Sebelum Wei Lian sempat menjawab, Ah Rui datang dengan wajah merah padam.
“Nona! Ada tamu... eh, tamu yang tidak seharusnya ada di sini,” bisiknya penuh rahasia. “Pedagang teh dari Hanbei... yang itu.”
Wei Lian mendesah pelan, menahan senyum.
“Suruh dia menunggu di taman barat. Jangan biarkan dia mengacak-ngacak dapur seperti terakhir kali.”
---
Taman barat sore itu disinari cahaya emas lembut. Daun mapel jatuh perlahan, membentuk karpet jingga di sekitar paviliun bundar.
Mo Yichen berdiri di sana, bersandar santai pada tiang, mengenakan jubah cokelat tanah yang lebih rapi dari biasanya.
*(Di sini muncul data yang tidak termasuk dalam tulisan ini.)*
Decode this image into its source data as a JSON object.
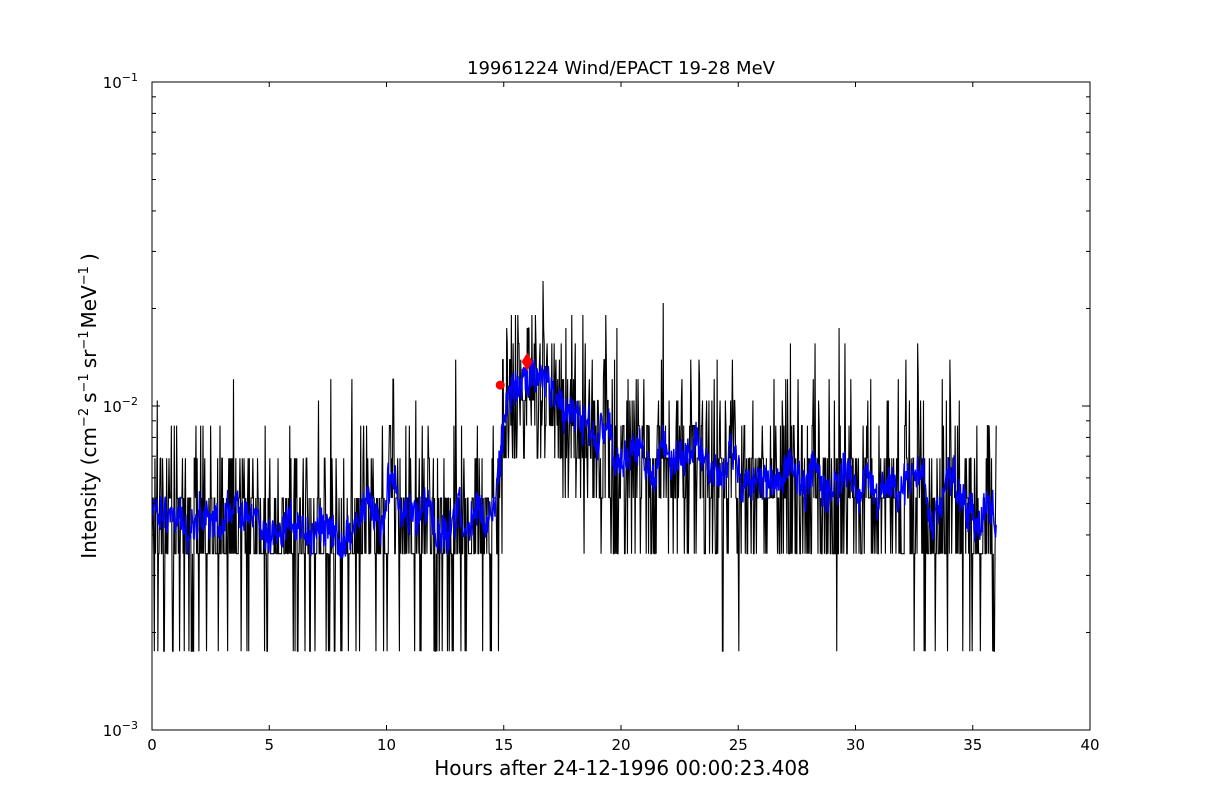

Di tangannya secangkir teh, entah dari mana ia mendapatkannya. Senyum tipis menghias wajahnya saat Wei Lian datang.
“Kau terlambat sepuluh langkah,” katanya pelan. “Kupikir kau lebih tepat waktu.”
“Dan kupikir kau tahu aku sibuk menjaga agar istana tidak terbakar oleh tikus berjubah sutra,” balas Wei Lian, duduk di bangku batu di seberangnya.
Mo Yichen tertawa pelan. “Kau selalu punya cara berbicara yang tajam tapi menarik.”
“Kau tidak datang hanya untuk memuji, kan?”
Mo Yichen menyodorkan gulungan kecil. “Daftar tamu dari Hanbei untuk festival. Tapi lihat baik-baik, ada bonus di dalamnya.”
Wei Lian membukanya, matanya menajam saat melihat kertas kecil terselip, tulisan halus:
“Seorang penari dari Paviliun Lotus—nama: Fei Lan—adalah mata-mata kekaisaran selatan. Disusupkan oleh Selir Ning atas perintah Putra Mahkota. Mereka merencanakan kekacauan saat tarian pembuka.”
Wei Lian menatap Mo Yichen lama. “Informasi ini... kau bisa saja menyimpannya sendiri. Kenapa memberikannya padaku?”
Mo Yichen menatapnya balik. “Karena kau tidak bodoh. Dan aku rasa kita menyukai hal yang sama: kebenaran.”
Wei Lian terdiam sejenak, sebelum tersenyum tipis. “Aku tidak menyangka kau cukup peka untuk membaca situasi istana.”
“Orang yang menjual teh harus tahu cara mencium aroma. Dan aroma pengkhianatan sangat kuat di sini.”
Wei Lian menahan tawa, lalu meneguk teh yang disiapkan Mo Yichen. “Panas. Tapi tidak pahit.”
Mo Yichen meliriknya. “Seperti hidup, kan?”